The cycling events at the 2016 Rio Olympics got off to an exciting and occasionally treacherous start with the men’s and women’s road races that blazed up, down, and around Rio de Janeiro and the surrounding area. The men’s race was more than 241 kilometers in length while the women’s clocked in at 137 kilometers. And once again RF technology played a key role in covering the action.

Coverage of the Olympic men’s cycling road race relied heavily on RF cameras.

Five motorbikes were used with handheld cameramen on the back of the bikes; two helicopters with RF cameras were used for overhead shots; and two automobiles were also used. The automobiles featured two cameras: a gyrostabilized camera mounted on the roof that could also be raised and lowered as well as a camera on the back. The automobile also had the ability to record (and transmit) a third super slow mo feed. Another cool feature on the automobiles was the ability to take one of the cameras and have a cameraman take it off of the automobile and stand up to 100 meters away and transmit a signal to the automobile which would act as a relay and send the signal to the plane. That gives an additional level of flexibility to the productions that rely on the RF cameras.

One of the hard cameras near the cycling road race finish line.

Other cameras in the production (most located along the final half kilometer of the race and the start and finish line near Copacabana Beach) included five hard cameras, four handheld cameras, two Steadicam units, five 20-meter crane cameras, one telescoping crane, one cherry picker hard camera, and one portable jib.

Gyrostabilized shots from helicopters helped cycling fans stay on top of the action for the two road races this past weekend.

The RF technologies have been improved since the 2014 Olympics and on the opening men’s race it paid off as during seven hours of racing there were only 10-odd moments where there was an issue with reception from any of the incoming 13 RF camera signals.

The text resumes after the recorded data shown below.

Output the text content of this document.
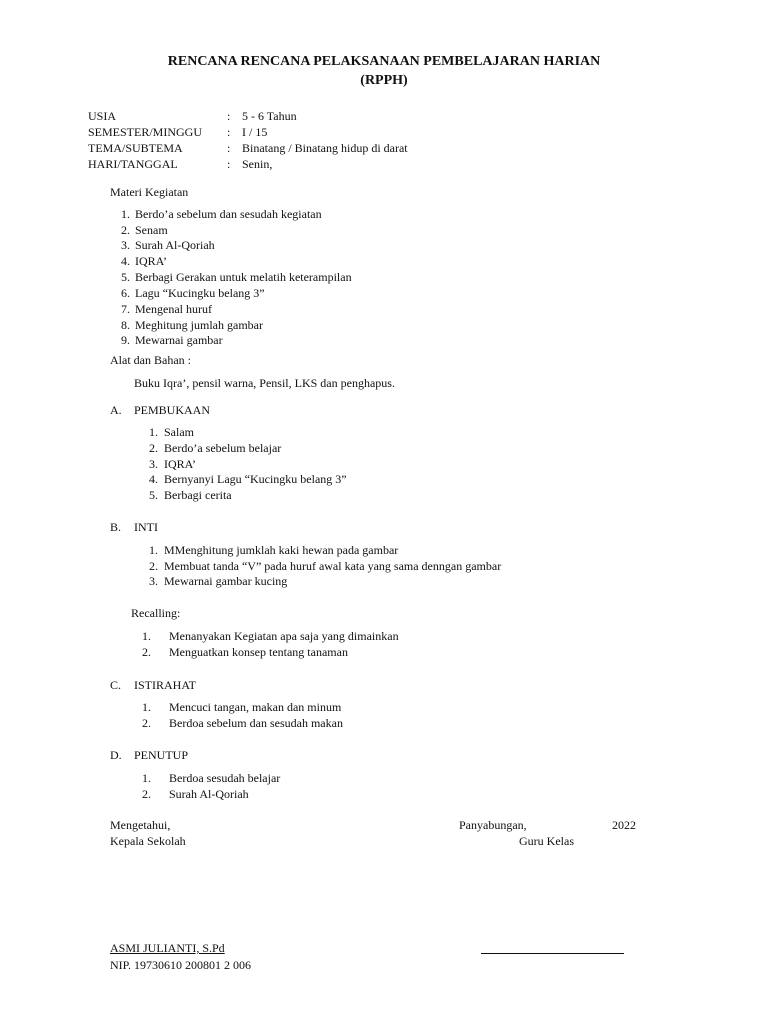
RENCANA RENCANA PELAKSANAAN PEMBELAJARAN HARIAN
(RPPH)
USIA	: 5 - 6 Tahun
SEMESTER/MINGGU : I / 15
TEMA/SUBTEMA	: Binatang / Binatang hidup di darat
HARI/TANGGAL	: Senin,
Materi Kegiatan
1. Berdo’a sebelum dan sesudah kegiatan
2. Senam
3. Surah Al-Qoriah
4. IQRA’
5. Berbagi Gerakan untuk melatih keterampilan
6. Lagu “Kucingku belang 3”
7. Mengenal huruf
8. Meghitung jumlah gambar
9. Mewarnai gambar
Alat dan Bahan :
Buku Iqra’, pensil warna, Pensil, LKS dan penghapus.
A. PEMBUKAAN
1. Salam
2. Berdo’a sebelum belajar
3. IQRA’
4. Bernyanyi Lagu “Kucingku belang 3”
5. Berbagi cerita
B. INTI
1. MMenghitung jumklah kaki hewan pada gambar
2. Membuat tanda “V” pada huruf awal kata yang sama denngan gambar
3. Mewarnai gambar kucing
Recalling:
1. Menanyakan Kegiatan apa saja yang dimainkan
2. Menguatkan konsep tentang tanaman
C. ISTIRAHAT
1. Mencuci tangan, makan dan minum
2. Berdoa sebelum dan sesudah makan
D. PENUTUP
1. Berdoa sesudah belajar
2. Surah Al-Qoriah
Mengetahui,
Kepala Sekolah
Panyabungan,	2022
Guru Kelas
ASMI JULIANTI, S.Pd
NIP. 19730610 200801 2 006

One of the reasons for the improved performance? Two planes were used to help with transmission of the RF signals back to the IBC and each would fly at a slightly different height and location to provide transmission diversity. In addition, three 50 Mbps signals are being sent from each plane (each of those feeds with four camera feeds). The RF system was also able to send tally information to the cameramen so they could tell when they were on air and camera settings can also be changed from the IBC.